Partners' Cara Babachicos: The people part of IT is really complicated

While health IT education is a passion for Cara Babachicos, the corporate director of information systems and CIO of community hospitals and non-acute entities at Boston-based Partners HealthCare, also has a bevy of day-to-day responsibilities to ensure that the 10 sites she oversees run smoothly. From a personnel standpoint, alone, the task is not an easy one.

"There are a lot of differences in all the sites and people that report to me," she said at the College of Healthcare Information Management Executives' annual fall forum in San Antonio last week. "Some CIOs who report to me might be more influential when it comes to their hospital's executive team, while others are reporting to their facility's chief financial officer and struggling to get a seat at the decision-making table."

In part II of FierceHealthIT's exclusive interview with Babachicos, she talks about the state of Partners' move from a homegrown electronic health record system to a vendor product, as well as ongoing security efforts.

FierceHealthIT: Talk about switching from using a homegrown EHR to using a vendor product. How is that going and what challenges have you encountered?

Cara Babachicos: A very strong belief of mine is that IT systems are really about two things: the technology and the people. If all I had to do all day was put technology systems in and implement a system in the back room, my life would be pretty easy.
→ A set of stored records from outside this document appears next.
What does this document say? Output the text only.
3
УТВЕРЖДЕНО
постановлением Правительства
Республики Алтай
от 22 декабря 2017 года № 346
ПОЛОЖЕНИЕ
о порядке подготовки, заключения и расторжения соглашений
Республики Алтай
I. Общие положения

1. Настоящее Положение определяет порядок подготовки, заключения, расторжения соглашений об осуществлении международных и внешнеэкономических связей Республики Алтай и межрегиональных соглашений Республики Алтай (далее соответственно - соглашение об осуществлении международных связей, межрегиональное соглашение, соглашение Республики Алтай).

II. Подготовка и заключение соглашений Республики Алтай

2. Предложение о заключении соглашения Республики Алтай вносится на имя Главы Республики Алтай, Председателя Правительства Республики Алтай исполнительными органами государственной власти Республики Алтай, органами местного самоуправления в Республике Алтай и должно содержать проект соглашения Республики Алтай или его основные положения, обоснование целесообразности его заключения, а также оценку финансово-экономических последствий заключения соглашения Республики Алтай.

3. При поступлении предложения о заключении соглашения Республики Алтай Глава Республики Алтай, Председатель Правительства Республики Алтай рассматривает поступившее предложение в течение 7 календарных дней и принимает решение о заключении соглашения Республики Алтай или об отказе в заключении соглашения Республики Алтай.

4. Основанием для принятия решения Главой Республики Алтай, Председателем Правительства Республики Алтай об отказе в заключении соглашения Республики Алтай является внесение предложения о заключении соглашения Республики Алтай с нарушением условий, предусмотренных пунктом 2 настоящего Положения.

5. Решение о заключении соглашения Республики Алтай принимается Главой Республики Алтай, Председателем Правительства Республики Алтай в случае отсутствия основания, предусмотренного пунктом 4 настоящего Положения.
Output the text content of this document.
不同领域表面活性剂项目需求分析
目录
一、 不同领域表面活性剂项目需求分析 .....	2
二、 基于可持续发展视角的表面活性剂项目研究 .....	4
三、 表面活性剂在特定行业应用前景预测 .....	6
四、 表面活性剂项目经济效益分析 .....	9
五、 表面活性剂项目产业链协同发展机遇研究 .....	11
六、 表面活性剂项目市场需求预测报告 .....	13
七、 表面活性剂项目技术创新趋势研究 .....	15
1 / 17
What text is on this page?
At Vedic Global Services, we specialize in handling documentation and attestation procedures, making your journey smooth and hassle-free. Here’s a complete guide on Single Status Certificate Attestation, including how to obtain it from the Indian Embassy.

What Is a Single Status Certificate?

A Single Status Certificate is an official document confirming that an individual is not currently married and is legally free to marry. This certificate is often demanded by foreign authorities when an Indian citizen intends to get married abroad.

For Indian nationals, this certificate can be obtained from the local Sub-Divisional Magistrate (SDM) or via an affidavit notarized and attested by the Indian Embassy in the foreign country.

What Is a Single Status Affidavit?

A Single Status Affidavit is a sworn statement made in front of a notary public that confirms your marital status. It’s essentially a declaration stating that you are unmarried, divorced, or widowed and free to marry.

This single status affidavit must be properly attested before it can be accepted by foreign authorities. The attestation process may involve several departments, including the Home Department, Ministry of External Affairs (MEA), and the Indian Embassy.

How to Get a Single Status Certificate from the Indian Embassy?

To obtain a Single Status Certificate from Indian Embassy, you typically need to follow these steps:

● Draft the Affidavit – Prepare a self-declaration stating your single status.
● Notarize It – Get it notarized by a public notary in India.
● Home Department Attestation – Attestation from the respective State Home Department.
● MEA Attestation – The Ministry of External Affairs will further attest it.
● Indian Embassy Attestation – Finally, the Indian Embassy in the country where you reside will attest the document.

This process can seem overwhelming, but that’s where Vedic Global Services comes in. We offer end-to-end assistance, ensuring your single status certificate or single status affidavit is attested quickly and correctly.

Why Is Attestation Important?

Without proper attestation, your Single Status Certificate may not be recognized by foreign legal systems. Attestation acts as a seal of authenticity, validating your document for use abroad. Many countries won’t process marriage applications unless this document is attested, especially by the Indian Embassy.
But our lives are complicated because you have a real personal piece of how you get change in an organization, how you get people trained, how you reorganize, how you staff. The technology is complicated because it's something new and different and we're trying to leverage it across our entire enterprise; that's clearly complicated. But the people part is really complicated.

Setting the expectations and helping people understand that their world may change is a really big deal.

Our first major milestone was putting the revenue system in at two of our hospitals. That's gone well, but the next big milestone--we call it Family One go-live--is both the clinical and the revenue cycle applications going live on the same day across one of or academic medical centers, as well as home care and a community hospital.

From there, we'll go live with the other families. I think around 2017 we'll be live with the majority of the hospitals and ambulatory practices.

FierceHealthIT: How will training work?

Babachicos: In some cases, some of the sites are probably going to have to have 15 training rooms going at one time. It's all hands on deck. And all of this will take place while we have heads in the bed; we'll have patients literally right there because there can't be a dip in quality.

Part of what we do is engaging people to visit other comparable sites and to understand that there is light at the end of the tunnel. Other sites have made it through such implementations with similar capabilities.  

FHIT: What are some of the other big IT projects you're working on?

Babachicos: Security is a huge deal. We're working on a big initiative to ensure all of our systems, including our new ones, are safe.

FHIT: Is there more of an emphasis on security following the Community Health Systems breach?

Babachicos: I would say that we were already on top of that. We have a big project going on across Partners to ensure that we have the right governance and structure in place. I would say that [the CHS breach] just enforces why we need this.

Security is never going to be 100 percent, but you have to do the best that you can because it's a constantly changing environment. You're reputation and patient safety are at stake.

Editor's Note: This interview has been condensed for clarity and content.